Abu Dhabi, UAESunday 20 October 2019

Review: 'The Chestnut Man' by Soren Sveistrup

The author returns to fertile ground in his gruesome debut novel

Sarah Lund, played by Sofie Grabol, in Danish police drama ‘The Killing'. Courtesy Tine Harden
Sarah Lund, played by Sofie Grabol, in Danish police drama ‘The Killing'. Courtesy Tine Harden

It starts, as all ­Scandinavian crime dramas ­seemingly must, with a grizzly ­discovery in countryside shrouded in darkness. An ageing policeman creeps into a creaking farmhouse and finds body upon ­mutilated body. Forming the ­backdrop to this unsettling scene are countless disquieting ­chestnut dolls, ­unfinished and ­malformed. The scene is set for another compellingly grim, ­emotionally taut journey deep into Nordic noir.

If The Chestnut Man conforms to genre ­expectations immediately, you can hardly blame author Soren ­Sveistrup for returning to such ­fertile – or should we say fetid – ground. After all, this is ­essentially how his hit ­television show The Killing began – a young girl running through birch trees pursued by her attacker, her body later found by police in the boot of a car pulled from a canal. But The Killing was a genuine phenomenon at the beginning of this decade. It was a Danish cop drama with a ­dysfunctional female ­protagonist, Sarah Lund, compelling ­characters and a believable political backdrop.

Lund’s line in natty ­jumpers even sparked a fashion trend and the three series ­subtitled in English were watched by millions. There was a US ­version and English crime-writer David Hewson even wrote a satisfying literary novelisation of a show that was less a whodunnit than the story of a couple grieving for their daughter, a country ­suspicious of its politicians and a detective working through her demons.

As ­Sveistrup said, he ­constantly had a phrase from German ­philosopher ­Friedrich ­Nietzsche ­in his mind: “He who fights with monsters should be ­careful lest he ­thereby ­becomes a monster. When you stare at the abyss, the abyss stares back at you.”

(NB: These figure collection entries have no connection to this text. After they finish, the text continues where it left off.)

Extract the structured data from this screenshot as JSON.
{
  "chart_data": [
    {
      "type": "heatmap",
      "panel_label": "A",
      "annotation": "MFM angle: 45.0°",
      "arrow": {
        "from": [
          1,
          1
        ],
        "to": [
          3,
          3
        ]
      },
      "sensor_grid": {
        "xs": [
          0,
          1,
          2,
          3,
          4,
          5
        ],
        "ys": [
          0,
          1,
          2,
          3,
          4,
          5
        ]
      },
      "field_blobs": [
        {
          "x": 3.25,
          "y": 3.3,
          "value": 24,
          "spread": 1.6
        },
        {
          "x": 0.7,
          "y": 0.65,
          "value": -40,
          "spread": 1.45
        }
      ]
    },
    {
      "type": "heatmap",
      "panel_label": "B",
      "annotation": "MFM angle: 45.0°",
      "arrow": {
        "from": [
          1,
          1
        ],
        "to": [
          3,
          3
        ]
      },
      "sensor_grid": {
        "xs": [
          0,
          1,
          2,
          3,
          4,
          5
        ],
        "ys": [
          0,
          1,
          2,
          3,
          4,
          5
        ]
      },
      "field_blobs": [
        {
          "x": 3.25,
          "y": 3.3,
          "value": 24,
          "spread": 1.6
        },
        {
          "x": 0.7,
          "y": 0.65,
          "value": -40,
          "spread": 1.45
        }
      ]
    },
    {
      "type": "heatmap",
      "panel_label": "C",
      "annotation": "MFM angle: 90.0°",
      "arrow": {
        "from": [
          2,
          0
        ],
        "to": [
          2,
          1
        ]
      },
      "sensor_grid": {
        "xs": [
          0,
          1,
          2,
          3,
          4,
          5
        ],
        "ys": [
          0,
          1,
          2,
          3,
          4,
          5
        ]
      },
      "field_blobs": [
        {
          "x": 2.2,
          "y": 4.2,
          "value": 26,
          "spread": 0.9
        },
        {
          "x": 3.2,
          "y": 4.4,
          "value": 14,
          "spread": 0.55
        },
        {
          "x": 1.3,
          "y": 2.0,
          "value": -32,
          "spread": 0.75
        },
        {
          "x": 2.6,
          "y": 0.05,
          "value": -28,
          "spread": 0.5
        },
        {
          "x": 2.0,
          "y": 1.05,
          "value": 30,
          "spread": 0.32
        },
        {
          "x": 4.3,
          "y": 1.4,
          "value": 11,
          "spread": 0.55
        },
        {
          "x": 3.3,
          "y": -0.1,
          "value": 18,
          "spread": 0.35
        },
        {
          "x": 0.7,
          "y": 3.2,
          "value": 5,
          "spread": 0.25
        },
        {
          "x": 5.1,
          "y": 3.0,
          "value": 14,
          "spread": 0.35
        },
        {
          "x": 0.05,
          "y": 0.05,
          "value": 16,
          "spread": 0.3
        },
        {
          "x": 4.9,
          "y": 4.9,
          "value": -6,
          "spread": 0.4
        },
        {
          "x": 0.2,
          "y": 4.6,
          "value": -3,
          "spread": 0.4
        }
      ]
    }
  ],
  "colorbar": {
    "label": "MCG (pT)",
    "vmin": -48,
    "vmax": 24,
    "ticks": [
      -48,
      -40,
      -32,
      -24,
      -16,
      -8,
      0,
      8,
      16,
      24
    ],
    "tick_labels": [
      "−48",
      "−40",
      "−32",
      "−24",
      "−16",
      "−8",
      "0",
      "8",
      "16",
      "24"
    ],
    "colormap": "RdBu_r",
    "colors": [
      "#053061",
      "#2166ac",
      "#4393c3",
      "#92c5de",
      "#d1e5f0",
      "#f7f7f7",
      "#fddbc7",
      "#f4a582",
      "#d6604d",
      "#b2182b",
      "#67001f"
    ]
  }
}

This thoughtful, almost ­novelistic approach meant that an actual novel from Sveistrup was always likely. However, in the pre-publication publicity for The Chestnut Man, the Dane, 51, revealed that it was written (and put on hold) in the midst of a breakdown, for which he has sought therapy.

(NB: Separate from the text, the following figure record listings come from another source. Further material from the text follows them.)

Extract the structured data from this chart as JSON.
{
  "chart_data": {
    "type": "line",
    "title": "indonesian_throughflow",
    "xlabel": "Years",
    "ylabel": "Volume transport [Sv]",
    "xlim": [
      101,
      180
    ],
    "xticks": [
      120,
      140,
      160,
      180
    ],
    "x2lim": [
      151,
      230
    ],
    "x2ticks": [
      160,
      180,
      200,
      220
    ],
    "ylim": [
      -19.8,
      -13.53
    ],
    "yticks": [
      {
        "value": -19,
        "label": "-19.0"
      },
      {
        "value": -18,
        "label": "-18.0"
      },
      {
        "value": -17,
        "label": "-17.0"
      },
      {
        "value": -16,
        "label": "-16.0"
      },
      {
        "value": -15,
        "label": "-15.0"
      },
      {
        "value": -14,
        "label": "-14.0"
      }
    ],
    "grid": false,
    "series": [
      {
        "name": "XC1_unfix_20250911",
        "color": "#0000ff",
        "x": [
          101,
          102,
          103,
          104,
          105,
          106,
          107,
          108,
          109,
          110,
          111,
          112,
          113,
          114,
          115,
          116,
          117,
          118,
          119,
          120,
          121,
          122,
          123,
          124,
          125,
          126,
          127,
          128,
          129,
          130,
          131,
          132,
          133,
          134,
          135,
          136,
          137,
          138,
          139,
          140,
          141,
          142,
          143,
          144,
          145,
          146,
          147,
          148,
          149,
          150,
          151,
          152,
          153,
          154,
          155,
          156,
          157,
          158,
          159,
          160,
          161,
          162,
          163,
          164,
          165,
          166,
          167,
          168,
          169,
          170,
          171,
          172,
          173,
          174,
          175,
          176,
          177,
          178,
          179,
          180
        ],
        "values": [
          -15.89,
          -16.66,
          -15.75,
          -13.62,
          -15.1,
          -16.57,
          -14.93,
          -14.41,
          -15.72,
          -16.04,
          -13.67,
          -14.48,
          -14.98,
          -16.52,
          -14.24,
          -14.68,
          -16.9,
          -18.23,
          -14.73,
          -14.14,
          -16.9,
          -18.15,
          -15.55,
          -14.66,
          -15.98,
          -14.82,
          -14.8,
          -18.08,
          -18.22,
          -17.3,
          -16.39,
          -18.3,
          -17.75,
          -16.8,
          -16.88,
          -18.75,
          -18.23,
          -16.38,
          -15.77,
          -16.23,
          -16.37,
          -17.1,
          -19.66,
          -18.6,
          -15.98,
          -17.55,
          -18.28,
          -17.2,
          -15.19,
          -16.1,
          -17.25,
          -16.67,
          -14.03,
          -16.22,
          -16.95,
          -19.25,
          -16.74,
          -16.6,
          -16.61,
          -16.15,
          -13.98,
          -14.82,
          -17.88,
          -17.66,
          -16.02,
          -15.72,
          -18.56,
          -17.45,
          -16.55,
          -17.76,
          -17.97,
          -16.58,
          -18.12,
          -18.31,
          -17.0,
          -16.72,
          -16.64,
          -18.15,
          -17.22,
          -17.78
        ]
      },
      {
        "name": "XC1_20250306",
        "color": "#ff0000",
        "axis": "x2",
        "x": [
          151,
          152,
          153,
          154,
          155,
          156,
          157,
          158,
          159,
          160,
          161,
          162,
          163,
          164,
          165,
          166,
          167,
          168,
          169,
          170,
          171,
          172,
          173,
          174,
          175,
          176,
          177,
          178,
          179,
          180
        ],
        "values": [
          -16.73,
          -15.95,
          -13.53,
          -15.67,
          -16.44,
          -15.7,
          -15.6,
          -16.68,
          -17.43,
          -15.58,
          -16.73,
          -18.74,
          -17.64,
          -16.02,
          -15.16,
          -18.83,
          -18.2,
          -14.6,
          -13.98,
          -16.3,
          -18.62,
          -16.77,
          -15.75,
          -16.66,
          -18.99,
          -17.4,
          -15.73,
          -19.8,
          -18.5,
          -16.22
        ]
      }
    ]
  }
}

Whether such a troubling time was precipitated by the pressure of producing work as good as The Killing, or the baggage of his early life (he found out he was adopted at 13, and his mother committed suicide when he was 21) is something Sveistrup is still working out. But you can feel the torment of loss and rejection in the pages of The Chestnut Man.

It feels unkind to say his debut is better for it, but this is a big, dark Scandinavian crime novel in the best traditions of Stieg Larsson, Henning ­Mankell and Jo Nesbo.

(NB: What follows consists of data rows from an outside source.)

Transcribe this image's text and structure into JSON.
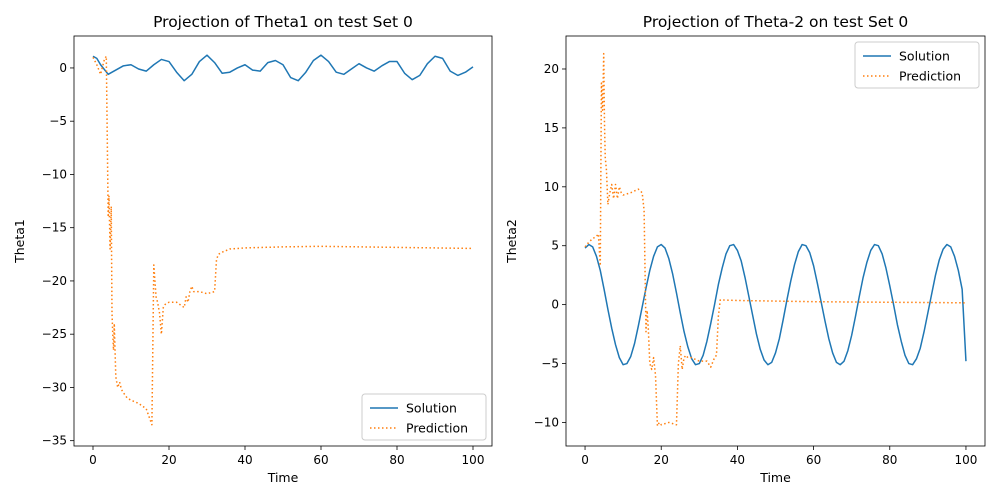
{
  "chart_data": [
    {
      "type": "line",
      "title": "Projection of Theta1 on test Set 0",
      "xlabel": "Time",
      "ylabel": "Theta1",
      "xlim": [
        -5,
        105
      ],
      "ylim": [
        -35.5,
        3
      ],
      "xticks": [
        0,
        20,
        40,
        60,
        80,
        100
      ],
      "yticks": [
        0,
        -5,
        -10,
        -15,
        -20,
        -25,
        -30,
        -35
      ],
      "xtick_labels": [
        "0",
        "20",
        "40",
        "60",
        "80",
        "100"
      ],
      "ytick_labels": [
        "0",
        "−5",
        "−10",
        "−15",
        "−20",
        "−25",
        "−30",
        "−35"
      ],
      "grid": false,
      "legend_position": "lower-right",
      "series": [
        {
          "name": "Solution",
          "style": "solid",
          "color": "#1f77b4",
          "x": [
            0,
            1,
            2,
            4,
            6,
            8,
            10,
            12,
            14,
            16,
            18,
            20,
            22,
            24,
            26,
            28,
            30,
            32,
            34,
            36,
            38,
            40,
            42,
            44,
            46,
            48,
            50,
            52,
            54,
            56,
            58,
            60,
            62,
            64,
            66,
            68,
            70,
            72,
            74,
            76,
            78,
            80,
            82,
            84,
            86,
            88,
            90,
            92,
            94,
            96,
            98,
            100
          ],
          "y": [
            1.1,
            0.9,
            0.3,
            -0.6,
            -0.2,
            0.2,
            0.3,
            -0.1,
            -0.3,
            0.3,
            0.8,
            0.6,
            -0.4,
            -1.2,
            -0.6,
            0.6,
            1.2,
            0.5,
            -0.5,
            -0.4,
            0.0,
            0.3,
            -0.2,
            -0.3,
            0.5,
            0.7,
            0.3,
            -0.9,
            -1.2,
            -0.4,
            0.7,
            1.2,
            0.6,
            -0.4,
            -0.6,
            -0.1,
            0.4,
            0.0,
            -0.3,
            0.2,
            0.6,
            0.6,
            -0.5,
            -1.1,
            -0.7,
            0.4,
            1.1,
            0.9,
            -0.3,
            -0.7,
            -0.4,
            0.1
          ]
        },
        {
          "name": "Prediction",
          "style": "dotted",
          "color": "#ff7f0e",
          "x": [
            0,
            1,
            2,
            3,
            3.5,
            4,
            4.2,
            4.5,
            4.8,
            5,
            5.2,
            5.4,
            5.6,
            6,
            6.5,
            7,
            7.5,
            8,
            9,
            10,
            12,
            14,
            15.5,
            16,
            16.3,
            16.6,
            17,
            17.5,
            18,
            18.5,
            19,
            20,
            22,
            24,
            24.5,
            25,
            25.5,
            26,
            26.5,
            27,
            28,
            30,
            32,
            32.5,
            33,
            34,
            36,
            40,
            50,
            60,
            70,
            80,
            90,
            100
          ],
          "y": [
            1.0,
            0.3,
            -0.6,
            0.8,
            1.1,
            -14,
            -12,
            -17,
            -13,
            -23,
            -25,
            -26.5,
            -24,
            -29,
            -30,
            -29.5,
            -30.2,
            -30.5,
            -31,
            -31.2,
            -31.5,
            -32,
            -33.5,
            -18.5,
            -20,
            -21.5,
            -22,
            -23,
            -25,
            -22.5,
            -22.2,
            -22,
            -22,
            -22.5,
            -21.5,
            -22,
            -21,
            -20.5,
            -21,
            -21,
            -21,
            -21.2,
            -21,
            -18,
            -17.5,
            -17.3,
            -17,
            -16.9,
            -16.8,
            -16.75,
            -16.8,
            -16.85,
            -16.9,
            -16.95
          ]
        }
      ]
    },
    {
      "type": "line",
      "title": "Projection of Theta-2 on test Set 0",
      "xlabel": "Time",
      "ylabel": "Theta2",
      "xlim": [
        -5,
        105
      ],
      "ylim": [
        -12,
        22.8
      ],
      "xticks": [
        0,
        20,
        40,
        60,
        80,
        100
      ],
      "yticks": [
        20,
        15,
        10,
        5,
        0,
        -5,
        -10
      ],
      "xtick_labels": [
        "0",
        "20",
        "40",
        "60",
        "80",
        "100"
      ],
      "ytick_labels": [
        "20",
        "15",
        "10",
        "5",
        "0",
        "−5",
        "−10"
      ],
      "grid": false,
      "legend_position": "upper-right",
      "series": [
        {
          "name": "Solution",
          "style": "solid",
          "color": "#1f77b4",
          "x": [
            0,
            1,
            2,
            3,
            4,
            5,
            6,
            7,
            8,
            9,
            10,
            11,
            12,
            13,
            14,
            15,
            16,
            17,
            18,
            19,
            20,
            21,
            22,
            23,
            24,
            25,
            26,
            27,
            28,
            29,
            30,
            31,
            32,
            33,
            34,
            35,
            36,
            37,
            38,
            39,
            40,
            41,
            42,
            43,
            44,
            45,
            46,
            47,
            48,
            49,
            50,
            51,
            52,
            53,
            54,
            55,
            56,
            57,
            58,
            59,
            60,
            61,
            62,
            63,
            64,
            65,
            66,
            67,
            68,
            69,
            70,
            71,
            72,
            73,
            74,
            75,
            76,
            77,
            78,
            79,
            80,
            81,
            82,
            83,
            84,
            85,
            86,
            87,
            88,
            89,
            90,
            91,
            92,
            93,
            94,
            95,
            96,
            97,
            98,
            99,
            100
          ],
          "y": [
            4.8,
            5.1,
            4.9,
            4.1,
            2.9,
            1.3,
            -0.4,
            -2.0,
            -3.4,
            -4.5,
            -5.1,
            -5.0,
            -4.4,
            -3.3,
            -1.8,
            -0.2,
            1.4,
            2.9,
            4.1,
            4.9,
            5.1,
            4.8,
            3.9,
            2.6,
            1.0,
            -0.7,
            -2.3,
            -3.6,
            -4.6,
            -5.1,
            -5.0,
            -4.3,
            -3.1,
            -1.6,
            0.0,
            1.7,
            3.1,
            4.3,
            5.0,
            5.1,
            4.6,
            3.7,
            2.3,
            0.7,
            -0.9,
            -2.5,
            -3.8,
            -4.7,
            -5.1,
            -4.9,
            -4.1,
            -2.9,
            -1.3,
            0.4,
            2.0,
            3.4,
            4.5,
            5.1,
            5.0,
            4.4,
            3.3,
            1.8,
            0.2,
            -1.4,
            -2.9,
            -4.1,
            -4.9,
            -5.1,
            -4.8,
            -3.9,
            -2.6,
            -1.0,
            0.7,
            2.3,
            3.6,
            4.6,
            5.1,
            5.0,
            4.3,
            3.1,
            1.6,
            0.0,
            -1.7,
            -3.1,
            -4.3,
            -5.0,
            -5.1,
            -4.6,
            -3.7,
            -2.3,
            -0.7,
            0.9,
            2.5,
            3.8,
            4.7,
            5.1,
            4.9,
            4.1,
            2.9,
            1.3,
            -4.8
          ]
        },
        {
          "name": "Prediction",
          "style": "dotted",
          "color": "#ff7f0e",
          "x": [
            0,
            1,
            2,
            3,
            3.5,
            4,
            4.3,
            4.6,
            4.9,
            5.1,
            5.3,
            5.6,
            6,
            6.5,
            7,
            7.5,
            8,
            8.5,
            9,
            9.5,
            10,
            12,
            14,
            15,
            15.5,
            16,
            16.3,
            16.6,
            17,
            17.5,
            18,
            18.5,
            19,
            19.5,
            20,
            22,
            24,
            24.5,
            25,
            25.5,
            26,
            26.5,
            27,
            28,
            30,
            32,
            33,
            34,
            34.5,
            35,
            35.5,
            40,
            50,
            60,
            70,
            80,
            90,
            100
          ],
          "y": [
            4.9,
            5.3,
            5.6,
            5.8,
            6.0,
            3.3,
            18.8,
            16.5,
            21.3,
            15.5,
            12.5,
            11.5,
            8.5,
            9.5,
            10.2,
            9.0,
            10.2,
            9.0,
            10.0,
            9.5,
            9.3,
            9.5,
            9.8,
            9.5,
            8.0,
            -2.3,
            -0.5,
            -2.0,
            -5.0,
            -5.5,
            -4.5,
            -6.0,
            -10.3,
            -10.0,
            -10.2,
            -10.0,
            -10.2,
            -5.0,
            -3.5,
            -5.5,
            -4.5,
            -4.3,
            -4.5,
            -4.5,
            -4.8,
            -4.8,
            -5.3,
            -4.5,
            -4.3,
            -1.0,
            0.4,
            0.35,
            0.3,
            0.25,
            0.22,
            0.2,
            0.18,
            0.15
          ]
        }
      ]
    }
  ]
}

Whether it is distinct enough from The Killing or any other Scandi drama is a moot point. Set in ­Copenhagen, our hero is Naia Thulin – ­another ­unconventional female ­detective with plenty of cool ­attitude – although she’s ­actually more reminiscent of another popular ­Scandi ­television detective, Saga Noren from The Bridge.

When Thulin finds a ­chestnut doll at the murder scene of a female dentist, it’s the spark she and troubled former Europol detective Mark Hess need to delve deeper. ­Fingerprints on the doll connect it to the case of the ­missing 12-year-old ­daughter of high-ranking politician Rosa Hartung, which would be a decent lead if that case didn’t already have someone serving a life sentence for ­murder).

Soren Sveistrup has written a novel in the best traditions of Nordic noir. REX / Shutterstock
Soren Sveistrup has written a novel in the best traditions of Nordic noir. REX / Shutterstock

And with that familiar set-up, we’re off on a mammoth serial-­killer thriller that, in the best traditions of The Killing, isn’t afraid to throw in a number of red herrings, dabble with the secrets of politicians and offer elements of social realism in the diverse (and extensive) character mix. It’s compelling, page-turning stuff and the hand of an award-winning screenwriter is certainly at play here in the tight plotting, ­albeit Sveistrup’s history in television is sometimes a bit too evident – Caroline Waight’s translation often reads like a bulked-up script.

It’s telling that ­Sveistrup hopes The Chestnut Man might be a TV series. For all the believable relationships and domestic drama, some of the best elements of ­Sveistrup’s writing in The Killing are missing here. While the series exposed political corruption through murder, the killings of women in The Chestnut Man seem to be sadistic for the sake of it.

Ultimately, some of these more explicit, unsettling ­elements are problematic; it’s not that The Chestnut Man needs to come with a warning, but rather that the gruesome images seem to be shoehorned into the story for no other reason than to titillate. The natural editing process that happens for mass-market ­television is not evident here, and perhaps it should have been.

The Chestnut Man is still a fine genre example of Nordic noir, it’s just that The Killing showed Sveistrup can be rather more original than that.